Friday, April 22, 2011

Hardly a Pure Example

            We’re often looking for pure examples.  Aside from Jesus, we won’t find one—especially in Judges.  There are aspects of Jephthah’s story that inspire.  Here is an outcast, a man of shameful birth, surrounded by “worthless fellows” (11:3), and he is called to a high and noble task.  That’s inspiring.  It’s is comforting to think that the Lord can redeem us of the ash heap.  “He raises the poor from the dust and lifts the needy from the ash heap” (NIV; Psalm 113:7).  We gain hope for our own lives in the way that God uses the most ignoble tools for His purposes.
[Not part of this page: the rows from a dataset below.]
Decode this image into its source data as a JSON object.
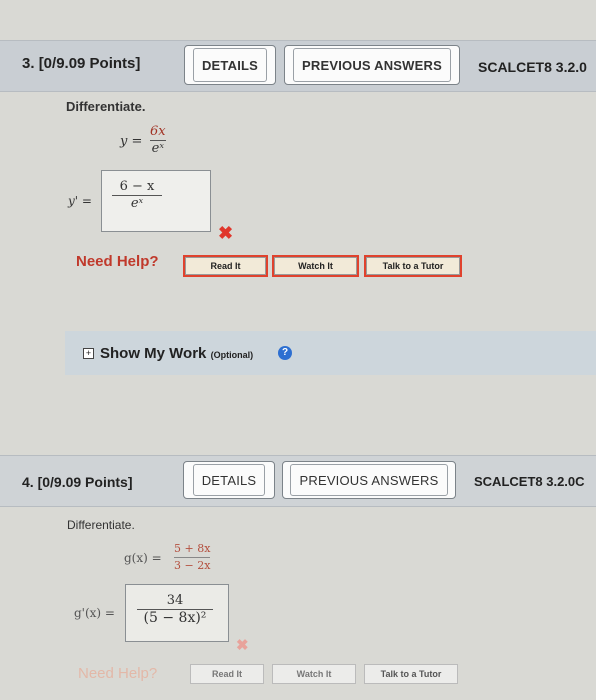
{
  "q3": {
    "number": "3.",
    "points": "[0/9.09 Points]",
    "details_label": "DETAILS",
    "previous_answers_label": "PREVIOUS ANSWERS",
    "code": "SCALCET8 3.2.0",
    "instruction": "Differentiate.",
    "given_lhs": "y =",
    "given_num": "6x",
    "given_den": "eˣ",
    "answer_lhs": "y' =",
    "answer_num": "6 − x",
    "answer_den": "eˣ",
    "need_help": "Need Help?",
    "read_it": "Read It",
    "watch_it": "Watch It",
    "talk_tutor": "Talk to a Tutor",
    "show_my_work": "Show My Work",
    "optional": "(Optional)",
    "help_glyph": "?"
  },
  "q4": {
    "number": "4.",
    "points": "[0/9.09 Points]",
    "details_label": "DETAILS",
    "previous_answers_label": "PREVIOUS ANSWERS",
    "code": "SCALCET8 3.2.0C",
    "instruction": "Differentiate.",
    "given_lhs": "g(x) =",
    "given_num": "5 + 8x",
    "given_den": "3 − 2x",
    "answer_lhs": "g'(x) =",
    "answer_num": "34",
    "answer_den": "(5 − 8x)²",
    "need_help": "Need Help?",
    "read_it": "Read It",
    "watch_it": "Watch It",
    "talk_tutor": "Talk to a Tutor"
  },
  "icons": {
    "wrong": "✖",
    "expand": "+"
  }
}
            Jephthah makes a principled and faithful appeal to the king of Ammon:  “The Lord gave us the land of Gilead 300 years ago.  If your god (Chemosh) was going to give it to you, he would have done it.”  That’s inspiring.  I think we’d all like to have the clarity to see God’s hand in our lives and the courage to say so out loud.
            But Jephthah makes a ridiculous vow to the Lord.  I mean, it’s not as if God needed Jephthah’s bargain to do what he had intended to do anyway.  Before he makes the vow, Judges has already told us that the Spirit of the Lord was on him.  There’s a tragic lack of necessity here.  Unfortunately, it’s a tragedy that we too often participate in.  It might not be quite so blunt as Jephthah, but most of us have said to the Lord, “If you . . ., then I . . .”  Somehow we miss that the logic of our dealings with the Lord is just opposite of that.  (Check out Ps. 50, about the fact that the Lord doesn’t need our sacrifices.)  The Lord says to us, “I have . . ., therefore, you will . . .”  The initiative is always His.
            There’s more to see here:  the tragedy is compounded by the fact that Jephthah has only the one child.  (Note how many of the judges have truckloads of children.)  She laments her virginity, that is, that she has borne no heirs to carry on the family name.  There’s the tragedy that Jephthah followed through on his ill-considered vow and killed his daughter—an affront to the Lord (Lev. 18:21).  There’s the battle with Ephraim, who tries to horn in on the credit for beating Ammon.  There’s the original “litmus test,” that is, the Shibboleth.
            There’s more to see, but let’s focus on Jephthah’s redemption and his faithful claim that the Lord had given Gilead to Israel, and let’s avoid his rash vows.  That will be task enough.